Recently, he says, he read a book that said something to the effect that the priestly calling was the highest calling. He disagrees. “I think the highest calling is [to do] what God has called you to, whatever that might be.”

 

SOMETIMES, even after ordination, a vocation can come off the rails. The Revd Tim Pottage was a successful property developer when he received an unwelcome message. “One evening, in my prayer group, an inner voice said: ‘I want to be a vicar.’ Three times. And I thought: ‘No, that’s the last thing I ever want to be, thanks very much.’”

None the less, this vocation was confirmed in various ways: by dreams and a vision; “words” given to other people; and “the Holy Spirit filling me with a great sense of excitement and desire for the role. When I talked to one of the ministers at my church — St Aldate’s in Oxford — I thought he was going to say, ‘I think you’re talking nuts, mate.’ But he said: ‘Well, that’s what God does. He sort of hijacks your life. And if you want to follow the calling, you’ll be fulfilled in that calling. But it’s your choice.’”

Mr Pottage found the process of discernment long and arduous, and, when he went before the Bishops’ Advisory Panel, he was rejected. A year later, however, a second panel strongly recommended him. After completing a diploma at Wycliffe Hall — he is dyslexic, which made it “quite painful” — he was ordained deacon in 2015, and found a curacy in Taunton.

“I come from a Charismatic Evangelical background, and my incumbent struggled with that side of things. I really don’t mind which flavour of churchmanship you prefer, but, looking back, I can see that there was some frustration with my style, and so there were probably frictions building up that I was oblivious to.”

The Revd Tim Pottage

The explosion (as he puts it) came one Sunday, when Mr Pottage invited God to bless the congregation, and some were “slain in the Spirit”. By now, he had served all but six months of a three-year curacy, and the Bishop decided that it would be best if he did another curacy in a church that was more suited to him.
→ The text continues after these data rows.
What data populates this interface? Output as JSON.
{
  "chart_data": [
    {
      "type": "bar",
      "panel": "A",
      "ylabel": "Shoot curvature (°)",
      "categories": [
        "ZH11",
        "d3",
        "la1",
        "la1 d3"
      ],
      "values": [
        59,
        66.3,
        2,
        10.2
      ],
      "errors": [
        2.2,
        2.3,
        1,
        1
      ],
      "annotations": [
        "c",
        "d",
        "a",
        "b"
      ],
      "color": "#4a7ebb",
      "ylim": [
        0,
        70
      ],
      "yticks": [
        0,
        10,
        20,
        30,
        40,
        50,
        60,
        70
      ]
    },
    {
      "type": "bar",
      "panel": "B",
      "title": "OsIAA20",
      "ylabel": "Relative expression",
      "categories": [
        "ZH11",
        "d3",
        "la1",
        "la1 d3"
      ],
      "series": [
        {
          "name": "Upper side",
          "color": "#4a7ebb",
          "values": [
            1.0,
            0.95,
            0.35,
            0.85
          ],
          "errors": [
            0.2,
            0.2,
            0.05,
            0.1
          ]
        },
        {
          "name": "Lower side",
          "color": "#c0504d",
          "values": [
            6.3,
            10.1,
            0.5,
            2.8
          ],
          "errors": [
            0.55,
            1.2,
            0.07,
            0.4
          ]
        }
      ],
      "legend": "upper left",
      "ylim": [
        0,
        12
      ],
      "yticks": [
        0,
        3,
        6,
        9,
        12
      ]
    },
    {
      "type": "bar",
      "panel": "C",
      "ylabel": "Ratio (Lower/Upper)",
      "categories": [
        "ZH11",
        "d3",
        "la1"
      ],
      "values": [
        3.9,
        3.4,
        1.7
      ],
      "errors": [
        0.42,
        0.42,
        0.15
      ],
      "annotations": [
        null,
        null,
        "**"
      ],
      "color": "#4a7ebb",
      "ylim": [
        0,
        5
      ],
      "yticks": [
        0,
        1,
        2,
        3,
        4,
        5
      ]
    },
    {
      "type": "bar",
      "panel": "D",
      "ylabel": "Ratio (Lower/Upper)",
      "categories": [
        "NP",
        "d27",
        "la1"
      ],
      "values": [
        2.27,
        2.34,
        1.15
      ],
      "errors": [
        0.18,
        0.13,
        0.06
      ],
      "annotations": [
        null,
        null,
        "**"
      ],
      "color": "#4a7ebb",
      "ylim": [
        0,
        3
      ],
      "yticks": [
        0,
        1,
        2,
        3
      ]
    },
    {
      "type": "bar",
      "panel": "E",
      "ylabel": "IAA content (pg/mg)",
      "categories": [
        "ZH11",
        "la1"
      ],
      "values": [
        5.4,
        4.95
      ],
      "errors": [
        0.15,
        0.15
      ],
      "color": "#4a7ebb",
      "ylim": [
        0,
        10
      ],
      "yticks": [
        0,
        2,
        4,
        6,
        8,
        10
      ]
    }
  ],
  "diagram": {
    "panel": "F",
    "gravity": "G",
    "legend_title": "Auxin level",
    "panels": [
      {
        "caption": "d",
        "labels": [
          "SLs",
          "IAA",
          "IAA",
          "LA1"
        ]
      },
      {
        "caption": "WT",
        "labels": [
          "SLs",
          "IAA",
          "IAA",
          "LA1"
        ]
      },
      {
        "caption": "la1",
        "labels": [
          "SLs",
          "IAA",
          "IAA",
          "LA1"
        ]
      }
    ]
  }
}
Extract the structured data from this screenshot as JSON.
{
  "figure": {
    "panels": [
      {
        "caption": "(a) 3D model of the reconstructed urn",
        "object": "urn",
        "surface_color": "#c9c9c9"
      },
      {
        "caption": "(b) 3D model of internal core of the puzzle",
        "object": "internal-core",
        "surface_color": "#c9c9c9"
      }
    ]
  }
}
He had to decline. “My son is autistic. [He] was finding life very challenging, and had became suicidal. He said: ‘If we move again, it will kill me.’ So, I had to pull out. It was a no-brainer.”

He has, for the present, returned to property-developing. Having spent their savings buying a house with a large garden in Taunton, he has now secured planning consent to build four homes on the land.

“It’s easy to think: ‘These last few years have cost a lot of money, and a lot of heartache for the family. What have we got to show for it?’” he reflects. “As painful as the process has been at times, I believe I have followed God’s calling, and have done, so far, what he’s called me to do.

“When our plans don’t work out, we think: ‘The enemy has got in.’ And, sometimes, that is the case; but often it’s not: it’s just that God wants us to grow in grace. And, after a while, you try to gauge his rhythm and discern his hand.”